Our model system is the central complex in the insect brain. This brain region lies at the core of the insect brain and is responsible for selecting behaviors that are appropriate for any given moment in time. It combines sensory signals with context cues to generate motor commands and thus integrates the current state of the world with previous experience and internal state to guide the behavioral choices of the animal. In the context of orientation and navigation, this process can be studied in great detail, which is why our group focuses on this process. Here, the central complex computes the current heading of the animal (internal compass), computes an internal representation of its current goal direction (desired heading), and compares the two angles to decide whether to turn right or left (steering control).

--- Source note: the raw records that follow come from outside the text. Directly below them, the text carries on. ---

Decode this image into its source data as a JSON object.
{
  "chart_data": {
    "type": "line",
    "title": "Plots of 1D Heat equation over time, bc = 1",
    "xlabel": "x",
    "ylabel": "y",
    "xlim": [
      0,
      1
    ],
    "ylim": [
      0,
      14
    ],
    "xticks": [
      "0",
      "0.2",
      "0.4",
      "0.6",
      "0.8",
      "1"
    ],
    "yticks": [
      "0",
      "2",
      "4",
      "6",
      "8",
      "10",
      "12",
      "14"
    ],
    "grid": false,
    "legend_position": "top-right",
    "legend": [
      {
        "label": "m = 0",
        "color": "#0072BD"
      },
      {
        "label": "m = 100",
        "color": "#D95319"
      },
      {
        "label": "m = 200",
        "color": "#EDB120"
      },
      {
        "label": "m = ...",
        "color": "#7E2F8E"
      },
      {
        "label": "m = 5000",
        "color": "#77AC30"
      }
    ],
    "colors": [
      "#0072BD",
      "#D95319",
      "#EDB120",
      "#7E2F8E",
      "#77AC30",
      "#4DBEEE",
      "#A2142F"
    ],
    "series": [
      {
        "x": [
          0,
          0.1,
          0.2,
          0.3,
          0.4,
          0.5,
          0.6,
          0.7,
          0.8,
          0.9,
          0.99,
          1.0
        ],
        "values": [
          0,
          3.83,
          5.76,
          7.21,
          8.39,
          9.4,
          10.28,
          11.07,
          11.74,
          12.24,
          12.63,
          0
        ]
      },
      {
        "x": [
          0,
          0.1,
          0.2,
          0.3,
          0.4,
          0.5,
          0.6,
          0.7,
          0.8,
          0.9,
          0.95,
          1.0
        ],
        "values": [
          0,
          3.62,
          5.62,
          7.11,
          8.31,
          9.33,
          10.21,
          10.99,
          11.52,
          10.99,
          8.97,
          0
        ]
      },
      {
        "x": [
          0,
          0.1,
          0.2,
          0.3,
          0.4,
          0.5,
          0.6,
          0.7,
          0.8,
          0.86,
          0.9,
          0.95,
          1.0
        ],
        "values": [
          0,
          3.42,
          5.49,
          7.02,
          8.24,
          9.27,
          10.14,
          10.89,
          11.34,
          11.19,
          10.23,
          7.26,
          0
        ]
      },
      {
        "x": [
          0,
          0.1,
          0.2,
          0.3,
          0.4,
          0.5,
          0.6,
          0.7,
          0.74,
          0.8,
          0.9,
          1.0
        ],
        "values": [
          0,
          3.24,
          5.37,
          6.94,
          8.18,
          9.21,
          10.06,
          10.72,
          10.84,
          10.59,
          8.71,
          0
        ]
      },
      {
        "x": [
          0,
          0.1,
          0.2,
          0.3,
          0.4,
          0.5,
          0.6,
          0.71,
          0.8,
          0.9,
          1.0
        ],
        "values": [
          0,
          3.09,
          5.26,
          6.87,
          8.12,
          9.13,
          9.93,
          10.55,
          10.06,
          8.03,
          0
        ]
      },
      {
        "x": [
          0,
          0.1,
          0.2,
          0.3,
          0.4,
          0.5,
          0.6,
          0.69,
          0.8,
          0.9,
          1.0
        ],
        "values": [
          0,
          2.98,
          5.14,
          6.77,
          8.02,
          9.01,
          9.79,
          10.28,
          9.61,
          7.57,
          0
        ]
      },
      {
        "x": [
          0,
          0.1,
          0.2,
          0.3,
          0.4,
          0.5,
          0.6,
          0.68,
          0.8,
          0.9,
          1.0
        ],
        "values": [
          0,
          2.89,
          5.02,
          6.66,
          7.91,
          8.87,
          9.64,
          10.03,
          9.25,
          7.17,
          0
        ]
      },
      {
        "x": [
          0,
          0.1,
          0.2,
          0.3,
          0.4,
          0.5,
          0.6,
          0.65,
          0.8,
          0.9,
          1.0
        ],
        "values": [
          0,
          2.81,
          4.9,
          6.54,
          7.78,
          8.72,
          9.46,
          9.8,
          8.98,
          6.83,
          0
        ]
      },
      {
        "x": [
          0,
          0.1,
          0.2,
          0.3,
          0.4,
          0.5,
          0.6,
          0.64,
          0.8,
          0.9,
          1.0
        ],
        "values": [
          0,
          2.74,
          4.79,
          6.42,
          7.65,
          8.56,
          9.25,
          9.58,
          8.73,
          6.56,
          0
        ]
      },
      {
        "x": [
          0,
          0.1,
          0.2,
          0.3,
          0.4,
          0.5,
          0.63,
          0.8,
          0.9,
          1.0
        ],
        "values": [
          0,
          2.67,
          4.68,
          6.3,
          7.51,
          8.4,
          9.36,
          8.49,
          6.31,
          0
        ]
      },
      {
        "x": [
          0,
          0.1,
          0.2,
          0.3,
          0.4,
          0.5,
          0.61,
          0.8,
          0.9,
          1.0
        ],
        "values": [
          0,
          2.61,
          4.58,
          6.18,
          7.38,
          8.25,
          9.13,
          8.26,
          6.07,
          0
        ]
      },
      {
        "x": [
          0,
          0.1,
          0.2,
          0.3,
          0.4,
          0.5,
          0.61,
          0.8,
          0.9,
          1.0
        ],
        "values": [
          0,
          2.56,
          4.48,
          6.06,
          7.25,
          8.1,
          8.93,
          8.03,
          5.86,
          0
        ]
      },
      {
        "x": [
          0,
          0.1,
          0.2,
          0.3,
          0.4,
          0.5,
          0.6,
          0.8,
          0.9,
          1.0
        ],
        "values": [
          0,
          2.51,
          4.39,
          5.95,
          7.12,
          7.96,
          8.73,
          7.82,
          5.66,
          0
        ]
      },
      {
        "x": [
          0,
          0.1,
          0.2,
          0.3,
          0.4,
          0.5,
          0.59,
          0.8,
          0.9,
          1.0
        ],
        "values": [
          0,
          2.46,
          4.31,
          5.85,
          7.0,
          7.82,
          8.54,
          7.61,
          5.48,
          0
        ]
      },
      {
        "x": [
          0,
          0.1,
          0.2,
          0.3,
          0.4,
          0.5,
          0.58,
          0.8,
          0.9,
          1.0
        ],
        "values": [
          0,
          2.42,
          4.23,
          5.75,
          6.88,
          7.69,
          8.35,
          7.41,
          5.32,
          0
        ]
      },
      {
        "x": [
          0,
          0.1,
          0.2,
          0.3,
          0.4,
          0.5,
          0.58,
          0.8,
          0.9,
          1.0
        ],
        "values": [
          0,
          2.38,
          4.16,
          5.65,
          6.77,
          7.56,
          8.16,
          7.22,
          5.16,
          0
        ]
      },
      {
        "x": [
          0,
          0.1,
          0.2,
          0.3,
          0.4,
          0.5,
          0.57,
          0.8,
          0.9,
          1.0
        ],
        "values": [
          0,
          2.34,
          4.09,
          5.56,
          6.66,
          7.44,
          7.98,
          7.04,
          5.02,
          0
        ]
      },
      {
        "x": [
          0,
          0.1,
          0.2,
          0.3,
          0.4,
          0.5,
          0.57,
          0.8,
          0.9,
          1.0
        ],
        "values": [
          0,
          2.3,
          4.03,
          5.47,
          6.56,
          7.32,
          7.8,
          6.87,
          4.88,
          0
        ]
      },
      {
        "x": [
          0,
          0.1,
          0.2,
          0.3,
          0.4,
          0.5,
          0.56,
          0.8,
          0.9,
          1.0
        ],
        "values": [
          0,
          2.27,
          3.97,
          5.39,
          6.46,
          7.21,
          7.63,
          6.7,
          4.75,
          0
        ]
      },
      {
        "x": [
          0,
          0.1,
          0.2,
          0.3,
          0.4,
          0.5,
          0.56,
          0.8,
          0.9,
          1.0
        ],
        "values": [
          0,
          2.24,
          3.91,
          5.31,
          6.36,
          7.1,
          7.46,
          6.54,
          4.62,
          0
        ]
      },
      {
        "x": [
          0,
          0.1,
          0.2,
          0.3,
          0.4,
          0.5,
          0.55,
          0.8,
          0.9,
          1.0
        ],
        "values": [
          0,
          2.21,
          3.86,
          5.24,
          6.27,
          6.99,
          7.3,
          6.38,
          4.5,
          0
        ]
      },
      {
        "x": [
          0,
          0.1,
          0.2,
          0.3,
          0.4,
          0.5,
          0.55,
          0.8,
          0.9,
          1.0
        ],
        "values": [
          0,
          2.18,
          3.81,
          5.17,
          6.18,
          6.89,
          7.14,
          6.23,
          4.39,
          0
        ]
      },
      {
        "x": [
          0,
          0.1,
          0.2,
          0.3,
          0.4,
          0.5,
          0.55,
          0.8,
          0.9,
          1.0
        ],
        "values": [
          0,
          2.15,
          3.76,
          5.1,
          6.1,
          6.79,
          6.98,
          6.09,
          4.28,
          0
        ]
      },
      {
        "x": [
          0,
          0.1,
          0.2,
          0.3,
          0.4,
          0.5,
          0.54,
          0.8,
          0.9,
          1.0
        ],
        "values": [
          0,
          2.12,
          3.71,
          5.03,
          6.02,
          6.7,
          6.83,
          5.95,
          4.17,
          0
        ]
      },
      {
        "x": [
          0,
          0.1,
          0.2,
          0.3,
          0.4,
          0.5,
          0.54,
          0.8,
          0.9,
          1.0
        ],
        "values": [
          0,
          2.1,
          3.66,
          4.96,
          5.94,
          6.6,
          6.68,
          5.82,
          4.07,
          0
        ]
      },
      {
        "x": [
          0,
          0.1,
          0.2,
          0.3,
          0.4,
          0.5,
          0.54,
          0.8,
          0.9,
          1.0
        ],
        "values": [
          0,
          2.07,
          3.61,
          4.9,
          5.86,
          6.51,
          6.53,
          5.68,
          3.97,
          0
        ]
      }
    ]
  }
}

Fundamental to this process is the intricate neural circuitry of this brain region and the unusually tight structure function relations that define the computations carried out by the central complex. These computational essentially boil down to comparing the phase and amplitude of sinusoidal patterns of neural activity. These patterns emerge from populations of identical neurons distributed across the anatomical width of the central complex. These patterns represent vectors with the peak of the activity bump being the direction of the vector in 2D space and the amplitude, possibly, representing the vector length. By shifting these patterns relatively to each other, and adding and subtracting them from one another, the anatomical backbone of the central complex neural circuitry, likely performs all computations needed to generate context dependent oriented behavior.
The intricate, sophisticated neural arrangement of the central complex did not emerge out of nowhere, but has evolved over at least 450 millions years, since the dawn of the insects. We find over 1 million species of insects on the planet, inhabiting all imaginable habitats, pursuing a wide range of behavioral strategies. Yet the central complex, supposedly controlling behavior in all these species, appears to be extremely conserved. How can a single brain region control all these different behaviors? How can such a fundamentally important circuit even change without being disrupted in the process? To answer these questions we have embarked on a mission to delineate the neural circuits of the central complex across the insect phylogenetic tree - at the level of synapses. We are constructing connectomes of the central complex from up to 20 insect species, aiming at identifying the conserved ground pattern and the diverse solutions these species have found to similar and specific ecological problems. This will hopefully lead us towards understanding the origin of oriented behavior, lead us to uncover principles of how complex neural circuits can evolve, and how the neural computations of the brain are translated into distinct, species specific behaviors.